The criticism regarding clinical use of these biomarkers appears to be rise because adding these markers into multiple models based on natriuretic peptides and / or galectin-3 did not increase a predictive value of entire model. In this context, some biomarkers that well reflected tissue remodeling (growth differential factor-15, matrix metalloproteinases, tissue inhibitors of matrix), vascular repair (miRNAs), endothelial dysfunction (osteoprotegerin, osteopontin, endothelial-derived microparticles, endothelial progenitor cells), inflammation (ST2), and kidney function (NGAL, cystatin C) are not be useful in diagnostic of heart failure, although they have haven power predictive value. However, the diagnostic role of novel renal biomarkers (NGAL and cystatin C) has not been fully explored specifically in CHF with preserved LVEF. They likely have an impactful role in the assessment and management of acute kidney injury and the cardiorenal syndrome associated with ADCHF or acute heart failure.

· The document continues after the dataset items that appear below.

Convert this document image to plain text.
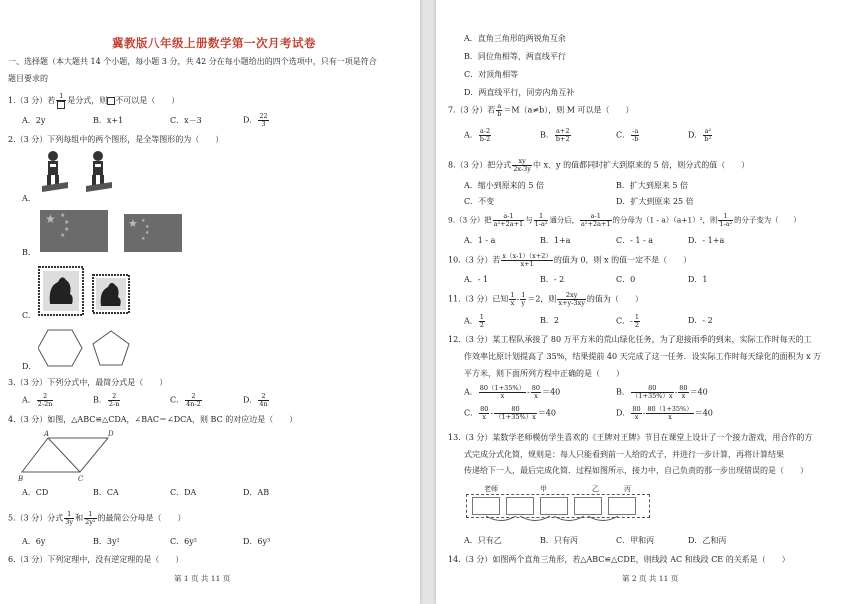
冀教版八年级上册数学第一次月考试卷
一、选择题（本大题共 14 个小题，每小题 3 分，共 42 分在每小题给出的四个选项中，只有一项是符合
题目要求的
1.（3 分）若 1 是分式，则 不可以是（　　）
A．2y	B．x+1	C．x－3	D． $\frac{22}{3}$
2.（3 分）下列每组中的两个图形，是全等图形的为（　　）
A.
★ ★
★
★
★
★ ★
★
★
★
B.
C.
D.
3.（3 分）下列分式中，最简分式是（　　）
A． $\frac{2}{2-2n}$	B． $\frac{2}{2-n}$	C． $\frac{2}{4n-2}$	D． $\frac{2}{4n}$
4.（3 分）如图，△ABC≌△CDA，∠BAC＝∠DCA，则 BC 的对应边是（　　）
A	D
B	C
A．CD	B．CA	C．DA	D．AB
5.（3 分）分式 $\frac{1}{3y}$ 和 $\frac{1}{\text{2y²}}$ 的最简公分母是（　　）
A．6y	B．3y²	C．6y²	D．6y³
6.（3 分）下列定理中，没有逆定理的是（　　）
第 1 页 共 11 页
A．直角三角形的两锐角互余
B．同位角相等，两直线平行
C．对顶角相等
D．两直线平行，同旁内角互补
7.（3 分）若 $\frac{a}{b} =M(a\ne b)$，则 M 可以是（　　）
A． $\frac{a-2}{b-2}$	B． $\frac{a+2}{b+2}$	C． $\frac{-a}{-b}$	D． $\frac{\text{a²}}{\text{b²}}$
8.（3 分）把分式 $\frac{xy}{2x-3y}$ 中 x、y 的值都同时扩大到原来的 5 倍，则分式的值（　　）
A．缩小到原来的 5 倍	B．扩大到原来 5 倍
C．不变	D．扩大到原来 25 倍
9.（3 分）把 $\frac{a-1}{\text{a²+2a+1}}$ 与 $\frac{1}{\text{1-a²}}$ 通分后， $\frac{a-1}{\text{a²+2a+1}}$ 的分母为（1 - a）（a+1）²，则 $\frac{1}{\text{1-a²}}$ 的分子变为（　　）
A．1 - a	B．1+a	C．- 1 - a	D．- 1+a
10.（3 分）若 $\frac{x(x-1)(x+2)}{x+1}$ 的值为 0，则 x 的值一定不是（　　）
A．- 1	B．- 2	C．0	D．1
11.（3 分）已知 $\frac{1}{x} - \frac{1}{y} =2$，则 $\frac{2xy}{x+y-3xy}$ 的值为（　　）
A． $\frac{1}{2}$	B．2	C．- $\frac{1}{2}$	D．- 2
12.（3 分）某工程队承接了 80 万平方米的荒山绿化任务，为了迎接雨季的到来，实际工作时每天的工
作效率比原计划提高了 35%，结果提前 40 天完成了这一任务．设实际工作时每天绿化的面积为 x 万
平方米，则下面所列方程中正确的是（　　）
A． $\frac{80(1+35\%)}{x} - \frac{80}{x} =40$	B． $\frac{80}{(1+35\%)x} - \frac{80}{x} =40$
C． $\frac{80}{x} - \frac{80}{(1+35\%)x} =40$	D． $\frac{80}{x} - \frac{80(1+35\%)}{x} =40$
13.（3 分）某数学老师模仿学生喜欢的《王牌对王牌》节目在课堂上设计了一个接力游戏，用合作的方
式完成分式化简，规则是：每人只能看到前一人给的式子，并进行一步计算，再将计算结果
传递给下一人，最后完成化简．过程如图所示，接力中，自己负责的那一步出现错误的是（　　）
老师	甲	乙	丙
A．只有乙	B．只有丙	C．甲和丙	D．乙和丙
14.（3 分）如图两个直角三角形，若△ABC≌△CDE，则线段 AC 和线段 CE 的关系是（　　）
第 2 页 共 11 页
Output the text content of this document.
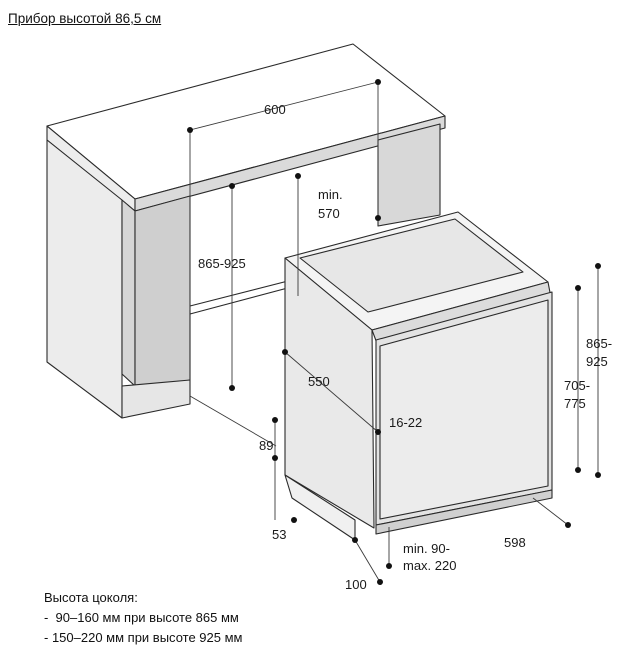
Прибор высотой 86,5 см
600
min.
570
865-925
550
16-22
89
53
865-
925
705-
775
598
min. 90-
max. 220
100
Высота цоколя:
-  90–160 мм при высоте 865 мм
- 150–220 мм при высоте 925 мм
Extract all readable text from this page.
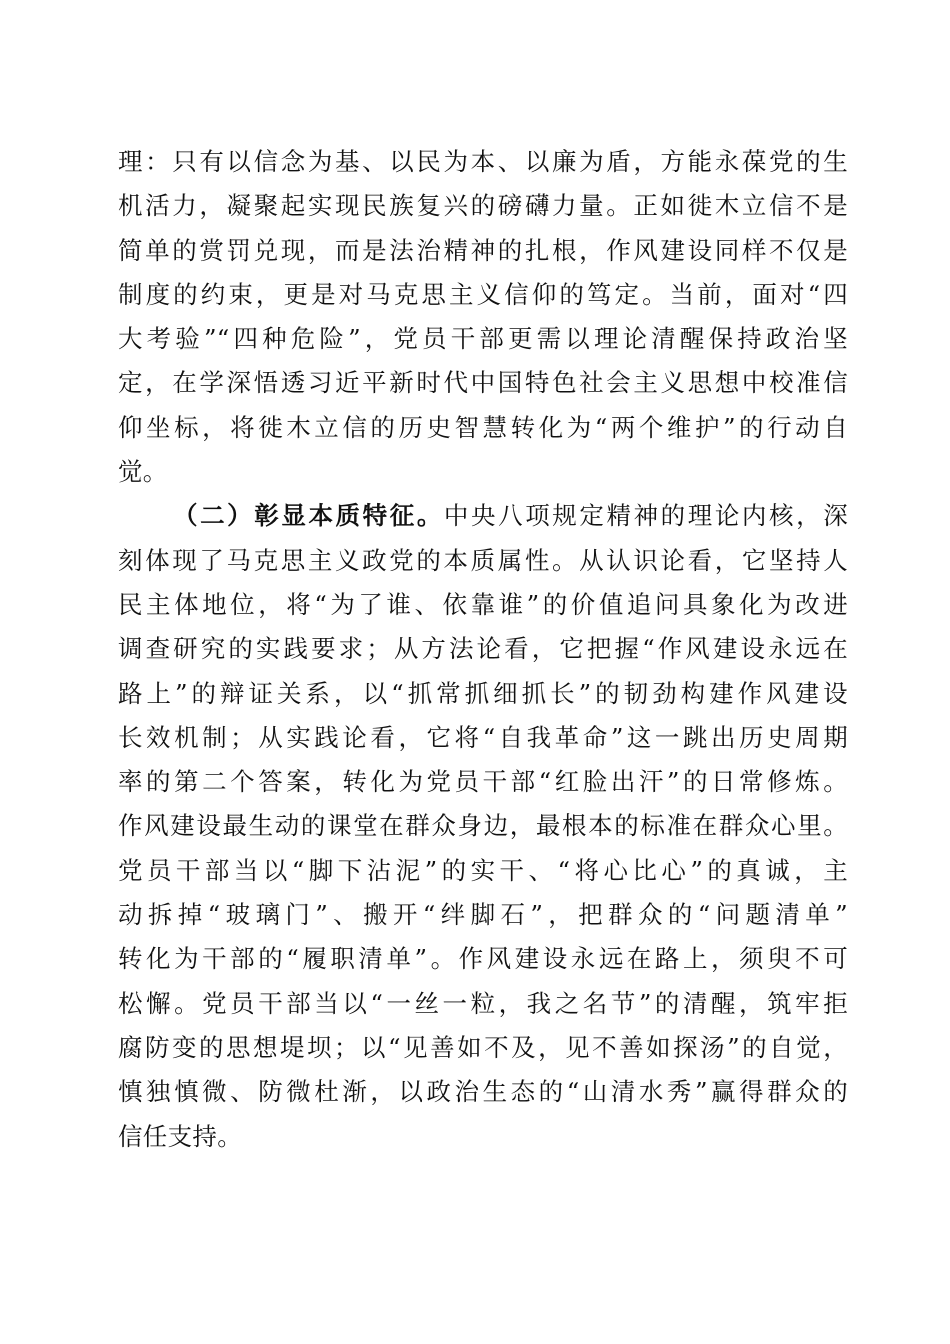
理：只有以信念为基、以民为本、以廉为盾，方能永葆党的生
机活力，凝聚起实现民族复兴的磅礴力量。正如徙木立信不是
简单的赏罚兑现，而是法治精神的扎根，作风建设同样不仅是
制度的约束，更是对马克思主义信仰的笃定。当前，面对“四
大考验”“四种危险”，党员干部更需以理论清醒保持政治坚
定，在学深悟透习近平新时代中国特色社会主义思想中校准信
仰坐标，将徙木立信的历史智慧转化为“两个维护”的行动自
觉。
（二）彰显本质特征。中央八项规定精神的理论内核，深
刻体现了马克思主义政党的本质属性。从认识论看，它坚持人
民主体地位，将“为了谁、依靠谁”的价值追问具象化为改进
调查研究的实践要求；从方法论看，它把握“作风建设永远在
路上”的辩证关系，以“抓常抓细抓长”的韧劲构建作风建设
长效机制；从实践论看，它将“自我革命”这一跳出历史周期
率的第二个答案，转化为党员干部“红脸出汗”的日常修炼。
作风建设最生动的课堂在群众身边，最根本的标准在群众心里。
党员干部当以“脚下沾泥”的实干、“将心比心”的真诚，主
动拆掉“玻璃门”、搬开“绊脚石”，把群众的“问题清单”
转化为干部的“履职清单”。作风建设永远在路上，须臾不可
松懈。党员干部当以“一丝一粒，我之名节”的清醒，筑牢拒
腐防变的思想堤坝；以“见善如不及，见不善如探汤”的自觉，
慎独慎微、防微杜渐，以政治生态的“山清水秀”赢得群众的
信任支持。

Thus, novel biomarkers have shown great promise and stimulated much interest in their validation for ADCHF. However, no data about their surpassing to conventional biomarkers, such as natriuretic peptides, in post discharge patients with CHF. In fact, biomarkers that indicate phenotype of heart failure (ST-2 protein, galectin-3) are probably not suitable for serial monitoring in guided-based therapy. Opposite, natriuretic peptides are more optimal for serial monitoring. It has been postulated that future perspective in biomarker modeling will affect multiple biomarker approach to be stratified patients at risk and re-assayed therapy response.
Conclusion
Recent studies suggested that a strategy of standard-of-care management together with a goal to suppress BNP or NT-pro- BNP concentrations leads to greater application of guidelinederived medical therapy and is well tolerated. Apart from them, a variety of novel (ST-2 protein, galectin-3, copeptin, procalcitonin) or already used (natriuretic peptides) biomarkers, have been tested by small trials for heart failure management, without managing to dominate in every day care. Larger and better randomized clinical trials with high statistical power addressing the unresolved issues of natriuretic peptide-guided therapy in CHF should be provided in the future. However, it might believe that heart failure management will probably involve an algorithm using clinical assessment and a biomarker-guided approach.